In der Tat stellte sich heraus, daß die Züchtervereinigung
ihm insgeheim mehr als fünftausend Furniere pro Tag zukommen
ließ.
    Ich schaute Woojek direkt in die Augen.
    »Das hätte jedem Kind zustoßen können«,
sagte ich. »Wenn wir die Schlingbäume behalten, wird es
schließlich all unseren Kindern zustoßen.

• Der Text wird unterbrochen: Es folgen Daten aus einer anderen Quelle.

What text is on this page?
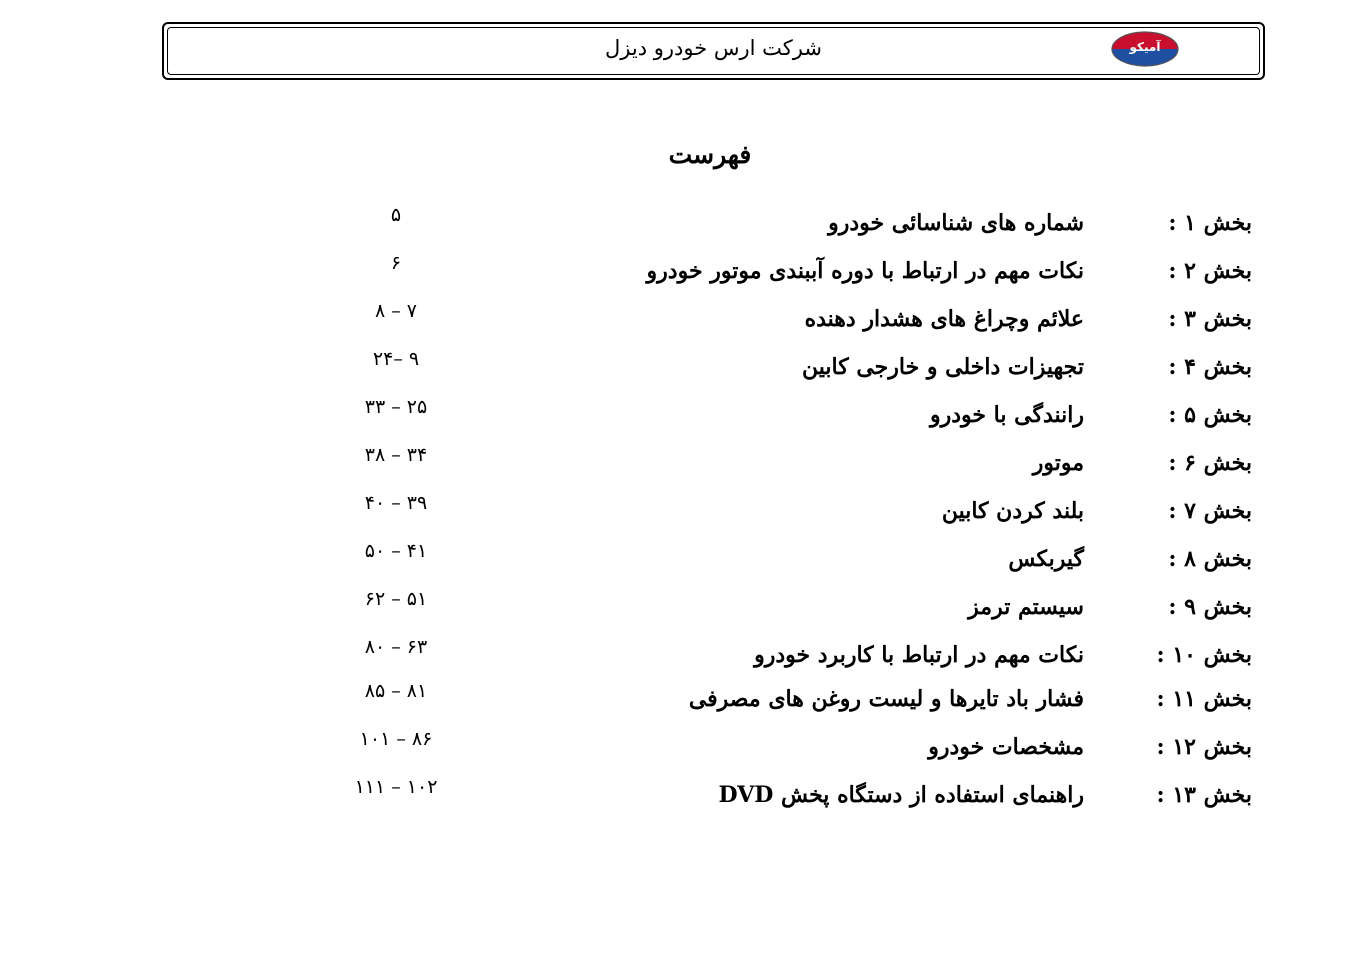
شرکت ارس خودرو دیزل	آمیکو
فهرست
بخش ۱ :
شماره های شناسائی خودرو
۵
بخش ۲ :
نکات مهم در ارتباط با دوره آببندی موتور خودرو
۶
بخش ۳ :
علائم وچراغ های هشدار دهنده
۷ – ۸
بخش ۴ :
تجهیزات داخلی و خارجی کابین
۹ –۲۴
بخش ۵ :
رانندگی با خودرو
۲۵ – ۳۳
بخش ۶ :
موتور
۳۴ – ۳۸
بخش ۷ :
بلند کردن کابین
۳۹ – ۴۰
بخش ۸ :
گیربکس
۴۱ – ۵۰
بخش ۹ :
سیستم ترمز
۵۱ – ۶۲
بخش ۱۰ :
نکات مهم در ارتباط با کاربرد خودرو
۶۳ – ۸۰
بخش ۱۱ :
فشار باد تایرها و لیست روغن های مصرفی
۸۱ – ۸۵
بخش ۱۲ :
مشخصات خودرو
۸۶ – ۱۰۱
بخش ۱۳ :
راهنمای استفاده از دستگاه پخش DVD
۱۰۲ – ۱۱۱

Irrationalität war noch nie vernünftiger,
Senator.«
    Von dem Augenblick an war jedem klar, daß die Tage dieser
Industrie gezählt waren.
     
    Der erste Apfel des Lebensbaums machte Lilit nicht wieder gesund,
aber zugänglicher für weitere Behandlungen. Jonnie, Urilla
und ich brauchten nichts Verlockenderes zu sagen als »Sie sind
gut für dich«, und Lilit aß die Äpfel.
    Bevor Horg und der Zentaur uns verließen, um Arbeit auf den
Dschungelee-Feldern zu suchen, halfen sie uns, den Sämling in
Jonnies Raumjacht umzusetzen. Der Pelzbarsch-Swimmingpool war ein
perfekter Garten. Der Schlaflehrer war der erste Schlingbaum,
der je hydroponisch ernährt wurde.
    Sieben Äpfel: Das war die Gesamtmenge, die Lilit gegessen
hatte, als die Fleischtopf auf der Heimatseite von
Voodoo-Vektor 72 herauskam. Sieben Schlaflehrer gegen einen lauernden
Lügner. Sieben Antitraumata auf den Palimpsesten ihres
Gehirns.
    Eine Stunde, nachdem sie den achten Apfel gegessen hatte, sagte
Lilit Vater zu mir, und in meiner Seele gingen die Lichter an. Der
Durchbruch ereignete sich in ihrer Kabine. Bilder von Goth bedrohten
uns von allen Seiten. Ich versuchte sie zu überreden, mit uns zu
Mittag zu essen, und auf einmal sagte sie: »Ich fühle mich
komisch, Vater. Ich bin gerade aufgewacht, obwohl ich gar nicht
geschlafen habe.«
    »Wir hoffen, daß du mit uns essen kannst.«
    »Was gibt’s denn?«
    »Geschmorte Tomaten. Hab ich selbst gemacht.«
    »Ist schon okay – ich könnte alles essen«, sagte sie.